Talvez a roda serviu como um relógio ou um calendário para rituais e cerimônias específicas. Ao estudar a roda para a National Geographic, observou o astrônomo John A. Eddy descobriu que muitos da linha de Cairns para o nascer do sol do solstício de verão eo pôr do sol, e os pontos de subida de três estrelas brilhantes-Aldebaran, Rigel e Sirius. "O início de índios das planícies fez uso do sol e as estrelas de maneiras bastante sofisticados", Eddy concluiu.

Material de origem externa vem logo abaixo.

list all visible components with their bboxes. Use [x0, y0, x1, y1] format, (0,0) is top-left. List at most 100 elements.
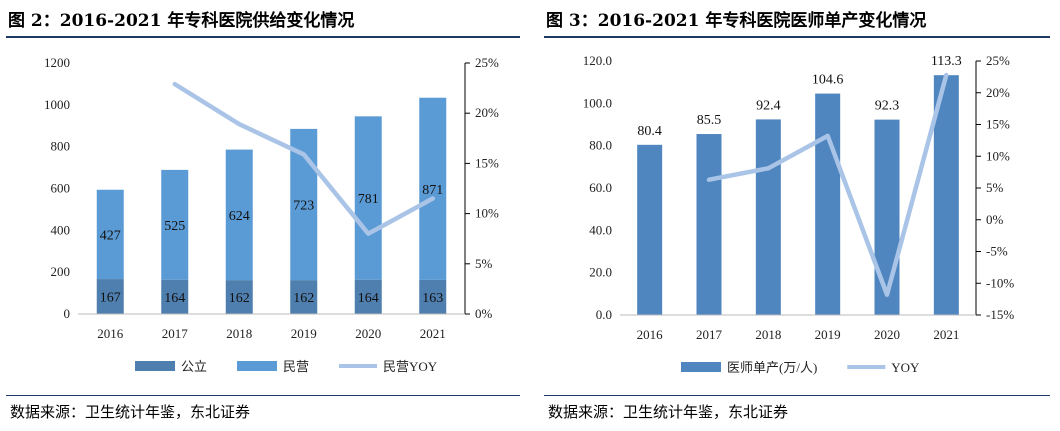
legend-label: 民营YOY — [383, 359, 438, 374]
legend-label: 民营 — [283, 359, 309, 374]
bar — [637, 144, 663, 315]
title-rule — [544, 36, 1050, 38]
x-tick-label: 2016 — [637, 327, 664, 342]
y-tick-label: 0.0 — [596, 307, 612, 322]
y-tick-label: 80.0 — [589, 138, 612, 153]
data-label: 85.5 — [697, 113, 722, 128]
data-label: 164 — [164, 291, 185, 306]
y2-tick-label: 20% — [986, 85, 1010, 100]
y2-tick-label: -10% — [986, 275, 1014, 290]
bar — [874, 119, 900, 315]
y2-tick-label: 25% — [475, 55, 499, 70]
y2-tick-label: -5% — [986, 244, 1008, 259]
bar — [96, 189, 124, 280]
y-tick-label: 0 — [64, 306, 71, 321]
y-tick-label: 400 — [51, 222, 71, 237]
data-label: 723 — [293, 199, 314, 214]
legend-label: YOY — [891, 360, 920, 375]
x-tick-label: 2020 — [874, 327, 900, 342]
yoy-point — [827, 135, 829, 137]
data-label: 162 — [293, 291, 314, 306]
bar — [161, 279, 189, 314]
yoy-point — [886, 294, 888, 296]
yoy-point — [367, 233, 369, 235]
x-tick-label: 2017 — [696, 327, 723, 342]
bar — [290, 280, 318, 314]
legend-swatch — [681, 362, 721, 372]
y-tick-label: 20.0 — [589, 265, 612, 280]
y-tick-label: 200 — [51, 264, 71, 279]
y2-tick-label: 5% — [475, 256, 493, 271]
bar — [419, 97, 447, 280]
y-tick-label: 600 — [51, 181, 71, 196]
bar — [161, 169, 189, 280]
yoy-point — [945, 74, 947, 76]
data-label: 113.3 — [931, 54, 962, 69]
data-label: 104.6 — [812, 73, 844, 88]
data-label: 525 — [164, 219, 185, 234]
chart-productivity: 0.0 20.0 40.0 60.0 80.0 100.0 120.0 -15% -10% -5%… — [583, 53, 1015, 375]
y2-tick-label: 20% — [475, 105, 499, 120]
chart-panel-productivity: 图 3：2016-2021 年专科医院医师单产变化情况 0.0 20.0 40.0 6… — [538, 0, 1060, 431]
yoy-point — [708, 179, 710, 181]
source-note: 数据来源：卫生统计年鉴，东北证券 — [548, 403, 789, 421]
data-label: 92.4 — [756, 98, 781, 113]
bar — [755, 119, 781, 315]
legend-swatch — [237, 361, 278, 371]
y-tick-label: 40.0 — [589, 222, 612, 237]
x-tick-label: 2020 — [355, 326, 381, 341]
data-label: 167 — [100, 291, 121, 306]
data-label: 781 — [358, 192, 379, 207]
yoy-point — [174, 83, 176, 85]
data-label: 162 — [229, 291, 250, 306]
chart-panel-supply: 图 2：2016-2021 年专科医院供给变化情况 0 200 400 600 800 1… — [6, 11, 520, 421]
bar — [419, 279, 447, 314]
y2-tick-label: 15% — [475, 155, 499, 170]
x-tick-label: 2016 — [97, 326, 124, 341]
data-label: 871 — [422, 183, 443, 198]
data-label: 92.3 — [875, 99, 900, 114]
bar — [354, 116, 382, 280]
yoy-point — [303, 153, 305, 155]
source-note: 数据来源：卫生统计年鉴，东北证券 — [10, 403, 251, 421]
data-label: 624 — [229, 209, 250, 224]
bar — [96, 279, 124, 314]
source-rule — [544, 395, 1050, 396]
data-label: 80.4 — [637, 124, 662, 139]
chart-title: 图 3：2016-2021 年专科医院医师单产变化情况 — [546, 11, 927, 31]
y-tick-label: 120.0 — [583, 53, 612, 68]
y2-tick-label: -15% — [986, 307, 1014, 322]
y2-tick-label: 25% — [986, 53, 1010, 68]
bar — [815, 93, 841, 315]
legend-label: 医师单产(万/人) — [727, 360, 817, 375]
data-label: 163 — [422, 291, 443, 306]
y-tick-label: 1000 — [44, 97, 70, 112]
bar — [696, 134, 722, 315]
x-tick-label: 2021 — [420, 326, 446, 341]
x-tick-label: 2018 — [226, 326, 252, 341]
source-rule — [6, 395, 520, 396]
yoy-point — [767, 167, 769, 169]
data-label: 164 — [358, 291, 379, 306]
x-tick-label: 2019 — [815, 327, 841, 342]
y2-tick-label: 10% — [986, 148, 1010, 163]
x-tick-label: 2019 — [291, 326, 317, 341]
y2-tick-label: 5% — [986, 180, 1004, 195]
title-rule — [6, 36, 520, 38]
yoy-point — [432, 198, 434, 200]
legend-swatch — [135, 361, 175, 371]
y2-tick-label: 10% — [475, 206, 499, 221]
chart-title: 图 2：2016-2021 年专科医院供给变化情况 — [8, 11, 355, 31]
y2-tick-label: 0% — [475, 306, 493, 321]
y-tick-label: 1200 — [44, 55, 70, 70]
y2-tick-label: 0% — [986, 212, 1004, 227]
bar — [225, 149, 253, 281]
yoy-point — [238, 123, 240, 125]
y-tick-label: 100.0 — [583, 95, 612, 110]
y2-tick-label: 15% — [986, 117, 1010, 132]
legend-label: 公立 — [181, 359, 207, 374]
bar — [933, 75, 959, 315]
data-label: 427 — [100, 228, 121, 243]
bar — [354, 279, 382, 314]
x-tick-label: 2021 — [933, 327, 959, 342]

No início da noite, eu tinha puxado para dentro da Floresta área de estacionamento Serviço de terra batida perto da base da montanha de Medicina e começou a subida a pé de 1,5 milhas. Acesso de veículos ao local é fortemente regulamentado, e que parecia apropriado. Um tem que ganhar o direito de visitar a roda, eu me sentia. Afinal, as pessoas nativas ao longo dos tempos uma vez orientado a este local por dias e até semanas, candidatos do sagrado.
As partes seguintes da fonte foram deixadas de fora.